Die Pizza Napoletana hat einen sehr dünnen Boden in der Mitte und einen hohen, luftigen, weichen und leicht verkohlten Rand (Cornicione), der durch eine kurze Backzeit bei sehr hohen Temperaturen entsteht. Die Pizza Romana hingegen ist tendenziell dünner und knuspriger im gesamten Bereich, mit einem flacheren Rand und einer längeren Backzeit bei etwas niedrigeren Temperaturen.
Welches Mehl ist am besten für Pizzateig?
Für eine authentische neapolitanische Pizza wird oft italienisches "Tipo 00" Mehl empfohlen, da es sehr fein gemahlen ist und einen hohen Proteingehalt (ca. 11-13%) aufweist, was zu einem elastischen Teig und einem luftigen Rand führt. Für andere Pizzastile können auch andere Weizenmehle mit ähnlichem Proteingehalt verwendet werden.
Kann ich Pizzateig im Voraus zubereiten?
Ja, sogar empfohlen! Eine lange Teigführung im Kühlschrank (24-72 Stunden) verbessert den Geschmack und die Textur des Teigs erheblich. Durch die Kälte verlangsamt sich die Hefeaktivität, was die Entwicklung komplexer Aromen fördert und den Teig bekömmlicher macht.
Warum wird meine Pizza zu Hause nicht so knusprig wie in der Pizzeria?
Das liegt meist an der fehlenden Hitze. Professionelle Pizzaöfen erreichen Temperaturen von 400-500°C, während Heimöfen selten über 250-300°C hinausgehen. Ein Pizzastein oder Pizzastahl, der gut vorgeheizt wird, kann die Wärmeübertragung auf den Teig verbessern und zu einem knusprigeren Boden führen.
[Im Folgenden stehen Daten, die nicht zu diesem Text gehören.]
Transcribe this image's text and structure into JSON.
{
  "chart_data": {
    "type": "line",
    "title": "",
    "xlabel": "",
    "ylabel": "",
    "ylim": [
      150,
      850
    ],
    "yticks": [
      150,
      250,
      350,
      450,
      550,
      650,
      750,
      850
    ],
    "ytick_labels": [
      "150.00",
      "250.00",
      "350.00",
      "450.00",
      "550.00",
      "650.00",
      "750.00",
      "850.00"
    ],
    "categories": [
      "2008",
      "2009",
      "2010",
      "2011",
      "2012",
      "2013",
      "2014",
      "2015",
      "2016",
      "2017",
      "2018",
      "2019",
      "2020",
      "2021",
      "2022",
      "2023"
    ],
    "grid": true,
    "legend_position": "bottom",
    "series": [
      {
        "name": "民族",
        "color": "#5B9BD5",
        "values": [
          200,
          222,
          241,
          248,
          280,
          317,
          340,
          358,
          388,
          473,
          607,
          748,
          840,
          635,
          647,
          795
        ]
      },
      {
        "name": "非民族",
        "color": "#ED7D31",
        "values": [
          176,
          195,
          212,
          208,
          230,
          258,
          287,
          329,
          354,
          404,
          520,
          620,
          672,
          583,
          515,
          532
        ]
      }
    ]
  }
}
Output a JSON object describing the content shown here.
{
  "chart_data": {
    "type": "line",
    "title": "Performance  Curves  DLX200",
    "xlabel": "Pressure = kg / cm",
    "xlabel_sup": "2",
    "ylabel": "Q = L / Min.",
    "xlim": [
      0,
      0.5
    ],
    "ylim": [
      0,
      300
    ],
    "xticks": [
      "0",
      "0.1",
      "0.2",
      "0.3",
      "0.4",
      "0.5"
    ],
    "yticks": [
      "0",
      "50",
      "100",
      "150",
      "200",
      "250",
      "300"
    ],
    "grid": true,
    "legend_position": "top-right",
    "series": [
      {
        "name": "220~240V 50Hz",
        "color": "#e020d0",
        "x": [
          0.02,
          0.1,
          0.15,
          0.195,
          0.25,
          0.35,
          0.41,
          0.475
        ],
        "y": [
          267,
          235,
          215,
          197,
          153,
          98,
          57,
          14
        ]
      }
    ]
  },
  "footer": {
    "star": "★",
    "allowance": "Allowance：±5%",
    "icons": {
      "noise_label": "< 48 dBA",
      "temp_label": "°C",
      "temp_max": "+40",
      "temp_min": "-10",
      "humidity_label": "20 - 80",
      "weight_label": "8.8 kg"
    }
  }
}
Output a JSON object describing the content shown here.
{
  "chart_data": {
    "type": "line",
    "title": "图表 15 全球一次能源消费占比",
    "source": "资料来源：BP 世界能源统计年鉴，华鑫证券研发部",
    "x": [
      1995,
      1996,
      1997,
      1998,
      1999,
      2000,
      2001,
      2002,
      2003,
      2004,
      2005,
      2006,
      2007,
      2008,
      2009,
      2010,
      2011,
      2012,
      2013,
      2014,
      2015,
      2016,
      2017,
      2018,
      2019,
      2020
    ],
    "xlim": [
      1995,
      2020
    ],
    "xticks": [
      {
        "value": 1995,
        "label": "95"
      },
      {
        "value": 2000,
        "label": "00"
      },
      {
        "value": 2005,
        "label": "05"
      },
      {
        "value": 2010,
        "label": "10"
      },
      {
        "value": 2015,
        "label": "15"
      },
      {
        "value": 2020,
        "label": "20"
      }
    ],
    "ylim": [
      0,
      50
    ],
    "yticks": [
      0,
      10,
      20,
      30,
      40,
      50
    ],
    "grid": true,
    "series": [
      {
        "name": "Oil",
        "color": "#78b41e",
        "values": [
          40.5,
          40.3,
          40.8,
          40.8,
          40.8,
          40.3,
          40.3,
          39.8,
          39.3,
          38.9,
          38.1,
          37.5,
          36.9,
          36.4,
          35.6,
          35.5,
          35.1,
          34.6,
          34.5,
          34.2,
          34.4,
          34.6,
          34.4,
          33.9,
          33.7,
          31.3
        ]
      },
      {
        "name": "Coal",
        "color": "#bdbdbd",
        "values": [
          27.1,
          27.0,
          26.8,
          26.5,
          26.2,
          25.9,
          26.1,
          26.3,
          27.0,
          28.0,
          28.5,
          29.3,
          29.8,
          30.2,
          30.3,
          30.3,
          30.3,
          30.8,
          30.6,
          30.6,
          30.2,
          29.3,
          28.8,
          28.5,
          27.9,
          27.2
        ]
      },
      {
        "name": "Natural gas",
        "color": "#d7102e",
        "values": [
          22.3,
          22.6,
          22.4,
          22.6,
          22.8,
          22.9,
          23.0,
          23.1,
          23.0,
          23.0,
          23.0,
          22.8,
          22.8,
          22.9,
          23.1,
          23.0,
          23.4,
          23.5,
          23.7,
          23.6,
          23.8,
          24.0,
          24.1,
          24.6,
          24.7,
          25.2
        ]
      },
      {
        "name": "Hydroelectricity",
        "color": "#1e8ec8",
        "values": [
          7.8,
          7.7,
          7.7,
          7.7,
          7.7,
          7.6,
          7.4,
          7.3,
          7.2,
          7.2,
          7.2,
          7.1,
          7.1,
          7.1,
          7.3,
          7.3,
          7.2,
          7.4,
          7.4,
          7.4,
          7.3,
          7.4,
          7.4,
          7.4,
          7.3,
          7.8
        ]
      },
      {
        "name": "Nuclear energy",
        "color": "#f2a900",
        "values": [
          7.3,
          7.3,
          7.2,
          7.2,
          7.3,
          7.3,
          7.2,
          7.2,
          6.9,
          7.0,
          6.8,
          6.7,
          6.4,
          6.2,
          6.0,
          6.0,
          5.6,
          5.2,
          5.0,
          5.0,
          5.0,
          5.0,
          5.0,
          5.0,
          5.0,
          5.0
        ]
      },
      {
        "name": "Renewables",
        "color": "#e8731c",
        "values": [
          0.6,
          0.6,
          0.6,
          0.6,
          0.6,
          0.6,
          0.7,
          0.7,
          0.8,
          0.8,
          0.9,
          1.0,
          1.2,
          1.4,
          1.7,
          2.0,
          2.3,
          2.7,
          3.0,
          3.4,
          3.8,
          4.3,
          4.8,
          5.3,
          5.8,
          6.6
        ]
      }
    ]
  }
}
Auch das Überladen mit Belägen kann den Boden matschig machen.
Ist Ananas auf Pizza wirklich ein Verbrechen?
Ob Ananas auf Pizza gehört oder nicht, ist eine der am heißesten diskutierten Fragen in der Pizzawelt. Während Puristen sie oft ablehnen, hat die "Pizza Hawaii" weltweit eine riesige Fangemeinde. Letztendlich ist Geschmack subjektiv. Wenn es Ihnen schmeckt, ist es die richtige Pizza für Sie!
Fazit: Die ewige Liebe zur Pizza
Die Pizza ist mehr als nur ein Gericht; sie ist ein kulturelles Phänomen, das Generationen und Kontinente verbindet. Ihre einfache, aber geniale Kombination aus Teig, Tomate und Käse hat sich über Jahrhunderte bewährt und bietet gleichzeitig unendliche Möglichkeiten zur kreativen Entfaltung. Ob Sie nun ein Fan der puristischen Pizza Napoletana sind, die herzhafte Chicago Deep Dish lieben oder selbst gerne experimentieren – die Pizza bleibt ein Symbol für Freude am Essen und unkompliziertes Beisammensein.
Die Geschichte der Pizza ist noch lange nicht zu Ende geschrieben. Sie wird sich weiterhin entwickeln, neue Geschmäcker entdecken und Menschen auf der ganzen Welt begeistern. Eines ist sicher: Die Liebe zur Pizza wird ewig währen.